The facility is run by MVM, Inc., a Virginia-based company that has strong ties to the federal government. According to the MVM website, the company offers investigative and legal support, professional and administrative services, information technology services, and mission solutions to a list of clients that includes a number of federal agencies.
The service category of mission solutions includes transportation and are for vulnerable populations, secure transportation, and complex travel management.
In an email to Arizona Public Media, Joe Arabit with MVM confirmed the company does use the facility in question.
He said, however, "Children are not being housed at the office building. No migrant family or child was housed at this building for three weeks, as has been reported."

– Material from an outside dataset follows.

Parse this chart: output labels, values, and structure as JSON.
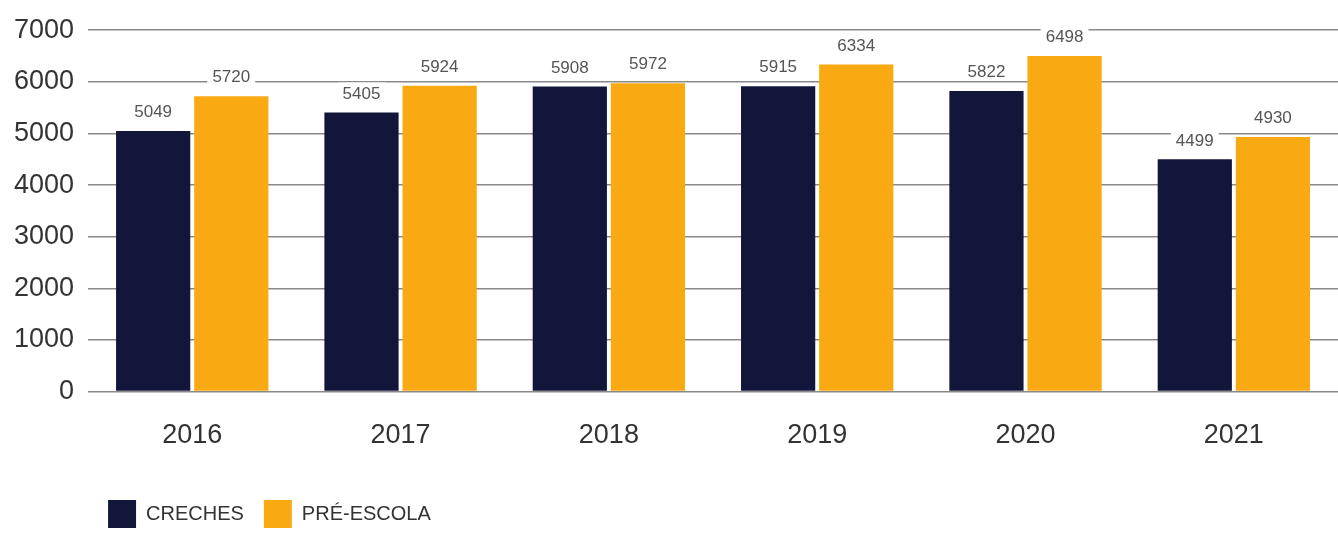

He said MVM's services, in this case, are "for transport only."
Arabit said the building in question is sometimes used as a temporary waiting area for families and children who are waiting for planes or other transportation.
He said the standard wait time can be "several hours" and the company ensures "these families have food, water, clean clothes and hygiene products."
Democrats from across the state gathered at the building Monday, demanding an investigation and inspections of the facility.
Gubernatorial candidate Steve Farley said, "This is right in the wheelhouse of our Department of Health Services, who is given the legal charge to license child care facilities and this facility is currently in violation of that."
Fellow Democratic candidate for Governor, David Garcia, issued a statement that said, "The Phoenix facility should be closed and investigated."
MVM officials said they contacted the Bureau of Child Care Licensing with the Arizona Department of Health Services to see if they needed a license for the facility and were told they do not because no children are spending the night in the office building.
Officials with the bureau could not confirm any conversations with MVM.
They did confirm that MVM has not applied for a child care license for that location.
On Monday, inspectors from the Arizona Department of Health Services did conduct an onsite investigation of the facility.
In an email to Arizona Public Media, Colby Bower with ADHS said the inspectors were "unable to verify the allegations of an unlicensed child care facility." According to the email, inspectors encountered a "locked, empty, unoccupied building."
Arabit with MVM stressed the company operates no shelters.
When asked if MVM operates other facilities, Arabit wrote he was "unable to provide any additional details on sensitive information regarding facilities."